Chapter 4: Method
Method
In the previous section I established that I provided an overview of the experiment I would run to explore a link between software refactoring and its corresponding concepts in Cognitive Load Theory. I proposed this through a classical CLT experimental design: run a 2x2 Factorial experiment split between novices and experienced software engineers for a control and refactored version of the JodaTime Java library trying to fix a bug and measuring time to complete, regressions introduced, and perceived cognitive load. In this section, I detail how I did so. Participants
I solicited participants through an online questionnaire. This questionnaire (included in the appendices) was simply for intake screening and validated eligibility per compliance with the IRB requirements of the study and prerequisite knowledge. This questionnaire was distributed through college professor classrooms, company mailing lists, developer bulletin-boards, and online advertising. I contacted qualifying participants after assigning them to 1 of 4 blocks based on their responses (Novice/Control, Novice/Experimental, Expert/Control, Expert/Experimental), assigning them a randomized identifier, and discarding non-essential personal information to obtain their informed consent. I then scheduled a 1 hour session for conducting the study in person for local participants and sent a link to a virtual machine lab environment for remote participants.
Materials Design
I developed the experimental refactored version of Joda Time relying
heavily on Refactoring patterns while applying the CLT principles of
sequencing, chunking, removing redundancy, and introducing germane
cognitive load through the direct usage of Design Patterns. The exact
same behavior was maintained, while new classes were added using SPROUT
CLASS, new methods were added using EXTRACT METHOD, and variables were
renamed and re-ordered for clarity. Afterwards, I ran SonarQube 5.4’s
code analysis for metrics to compare their complexity using traditional
software engineering tools. From a pure complexity metrics perspective,
DateTimeFormatterBuilder went from a control complexity
score of 550 to 531 in the refactored. The complexity per function
dropped from 3.5 from to 3.4. The number of lines of code dropped by 58.

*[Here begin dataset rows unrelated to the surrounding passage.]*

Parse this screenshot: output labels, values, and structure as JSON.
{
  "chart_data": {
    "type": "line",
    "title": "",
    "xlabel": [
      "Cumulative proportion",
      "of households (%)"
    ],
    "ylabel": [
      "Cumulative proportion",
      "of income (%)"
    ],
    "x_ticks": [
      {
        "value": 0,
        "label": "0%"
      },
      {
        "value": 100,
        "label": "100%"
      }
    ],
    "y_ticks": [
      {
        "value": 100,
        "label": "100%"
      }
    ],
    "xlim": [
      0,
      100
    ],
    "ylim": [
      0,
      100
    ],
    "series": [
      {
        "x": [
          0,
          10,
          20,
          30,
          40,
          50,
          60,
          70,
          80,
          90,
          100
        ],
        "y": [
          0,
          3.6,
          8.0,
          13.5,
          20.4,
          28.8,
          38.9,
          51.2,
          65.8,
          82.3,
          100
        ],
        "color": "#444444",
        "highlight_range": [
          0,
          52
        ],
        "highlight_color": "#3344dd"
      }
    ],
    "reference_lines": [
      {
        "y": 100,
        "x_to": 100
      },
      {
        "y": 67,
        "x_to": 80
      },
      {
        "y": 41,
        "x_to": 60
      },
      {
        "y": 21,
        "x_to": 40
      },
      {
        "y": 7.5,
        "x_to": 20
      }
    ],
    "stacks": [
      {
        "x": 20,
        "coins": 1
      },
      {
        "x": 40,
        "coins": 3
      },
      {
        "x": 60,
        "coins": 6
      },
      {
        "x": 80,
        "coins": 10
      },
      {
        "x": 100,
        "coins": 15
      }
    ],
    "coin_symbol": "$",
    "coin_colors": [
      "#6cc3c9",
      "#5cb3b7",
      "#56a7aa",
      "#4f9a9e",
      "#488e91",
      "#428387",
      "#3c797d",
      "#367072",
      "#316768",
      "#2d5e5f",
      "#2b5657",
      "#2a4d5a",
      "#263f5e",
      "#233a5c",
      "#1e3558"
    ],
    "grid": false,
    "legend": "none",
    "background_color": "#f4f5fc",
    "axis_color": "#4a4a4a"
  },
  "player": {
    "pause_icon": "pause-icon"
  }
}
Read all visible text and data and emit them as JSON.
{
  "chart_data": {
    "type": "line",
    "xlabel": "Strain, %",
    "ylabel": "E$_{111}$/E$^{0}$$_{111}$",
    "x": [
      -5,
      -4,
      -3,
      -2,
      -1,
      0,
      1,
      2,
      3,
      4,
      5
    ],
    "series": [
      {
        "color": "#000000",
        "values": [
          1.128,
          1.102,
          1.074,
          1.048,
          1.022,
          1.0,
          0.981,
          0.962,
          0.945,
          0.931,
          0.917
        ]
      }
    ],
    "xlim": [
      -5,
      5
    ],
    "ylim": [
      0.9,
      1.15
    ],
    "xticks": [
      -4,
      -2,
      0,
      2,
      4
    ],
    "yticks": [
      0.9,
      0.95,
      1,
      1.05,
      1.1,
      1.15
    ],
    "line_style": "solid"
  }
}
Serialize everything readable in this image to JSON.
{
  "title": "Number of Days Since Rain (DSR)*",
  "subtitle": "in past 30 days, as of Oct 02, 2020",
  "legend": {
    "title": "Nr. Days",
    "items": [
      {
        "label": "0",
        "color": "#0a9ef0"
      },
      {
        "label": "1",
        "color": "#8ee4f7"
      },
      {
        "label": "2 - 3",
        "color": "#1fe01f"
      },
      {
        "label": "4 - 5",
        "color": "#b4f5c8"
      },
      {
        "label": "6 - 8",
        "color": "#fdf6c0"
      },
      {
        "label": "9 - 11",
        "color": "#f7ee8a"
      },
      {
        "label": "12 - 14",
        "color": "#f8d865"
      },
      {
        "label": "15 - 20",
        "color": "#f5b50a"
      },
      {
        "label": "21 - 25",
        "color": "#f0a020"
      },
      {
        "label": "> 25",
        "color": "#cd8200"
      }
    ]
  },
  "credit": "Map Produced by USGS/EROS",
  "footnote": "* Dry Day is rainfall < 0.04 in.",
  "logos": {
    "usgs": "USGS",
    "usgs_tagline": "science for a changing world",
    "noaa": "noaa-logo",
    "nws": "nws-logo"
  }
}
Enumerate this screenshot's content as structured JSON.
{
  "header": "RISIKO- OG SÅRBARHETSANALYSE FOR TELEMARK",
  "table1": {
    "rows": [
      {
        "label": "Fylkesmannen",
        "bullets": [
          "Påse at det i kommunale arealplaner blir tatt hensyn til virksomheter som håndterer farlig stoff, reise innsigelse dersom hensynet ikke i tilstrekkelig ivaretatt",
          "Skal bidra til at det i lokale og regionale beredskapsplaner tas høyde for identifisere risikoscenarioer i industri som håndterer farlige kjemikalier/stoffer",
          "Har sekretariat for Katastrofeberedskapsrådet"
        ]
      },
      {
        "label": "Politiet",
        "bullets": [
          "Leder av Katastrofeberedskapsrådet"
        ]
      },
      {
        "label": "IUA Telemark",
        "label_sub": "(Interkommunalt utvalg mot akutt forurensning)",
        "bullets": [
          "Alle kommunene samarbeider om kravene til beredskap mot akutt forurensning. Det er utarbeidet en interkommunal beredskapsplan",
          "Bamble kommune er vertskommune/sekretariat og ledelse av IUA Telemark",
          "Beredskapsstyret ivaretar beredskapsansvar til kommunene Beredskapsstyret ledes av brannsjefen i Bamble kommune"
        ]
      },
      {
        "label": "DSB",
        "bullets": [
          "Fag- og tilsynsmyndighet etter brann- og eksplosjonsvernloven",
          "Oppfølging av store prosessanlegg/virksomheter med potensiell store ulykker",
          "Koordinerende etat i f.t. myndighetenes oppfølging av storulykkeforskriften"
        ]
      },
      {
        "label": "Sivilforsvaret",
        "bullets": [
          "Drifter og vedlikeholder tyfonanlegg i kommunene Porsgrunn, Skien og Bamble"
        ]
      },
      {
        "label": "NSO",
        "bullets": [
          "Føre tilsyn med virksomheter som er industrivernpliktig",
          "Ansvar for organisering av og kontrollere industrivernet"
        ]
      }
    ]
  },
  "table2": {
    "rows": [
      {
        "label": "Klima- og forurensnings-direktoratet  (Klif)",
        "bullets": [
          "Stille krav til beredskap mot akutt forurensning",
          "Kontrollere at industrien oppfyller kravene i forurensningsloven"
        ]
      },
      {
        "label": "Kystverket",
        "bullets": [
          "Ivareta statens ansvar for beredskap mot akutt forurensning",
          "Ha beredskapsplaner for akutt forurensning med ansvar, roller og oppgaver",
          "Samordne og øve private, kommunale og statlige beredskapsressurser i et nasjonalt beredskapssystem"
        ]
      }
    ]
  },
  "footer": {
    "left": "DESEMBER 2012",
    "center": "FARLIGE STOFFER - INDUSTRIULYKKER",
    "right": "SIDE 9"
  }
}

The number of duplications dropped from 2.3% to 0.7%.
DateTimeFormatter showed a slightly more pronounced effect.
The complexity score dropped from 98 to 64. The complexity per function
went from 2.5 to 1.7. The number of lines of code dropped by 110. The
2.9% duplications dropped to 0. I’ve included the full elaboration of
the set of transformations in the appendices.
Intervention, Measures, and Procedure
Participants reviewed a short tutorial on ISO8601 and debugging in their preferred development environment before commencing the timed study. Participants had the opportunity to ask clarifying questions and take notes before they started exploring the code. When ready, they began a 1-hour timed session where they could explore and modify code while trying to fix the bug. When they ran the tests to verify a fix, I took note of failing tests as a measure of regressions introduced. When the participants either fixed the bug or an hour passed, the session ended and I recorded the total elapsed time to the nearest minute. After the session was complete, participants received a survey via e-mail with 7-point Likert Scales with questions where they answered “how hard is this code to understand? (1 = very easy, 7 = very hard)” for the code they investigated.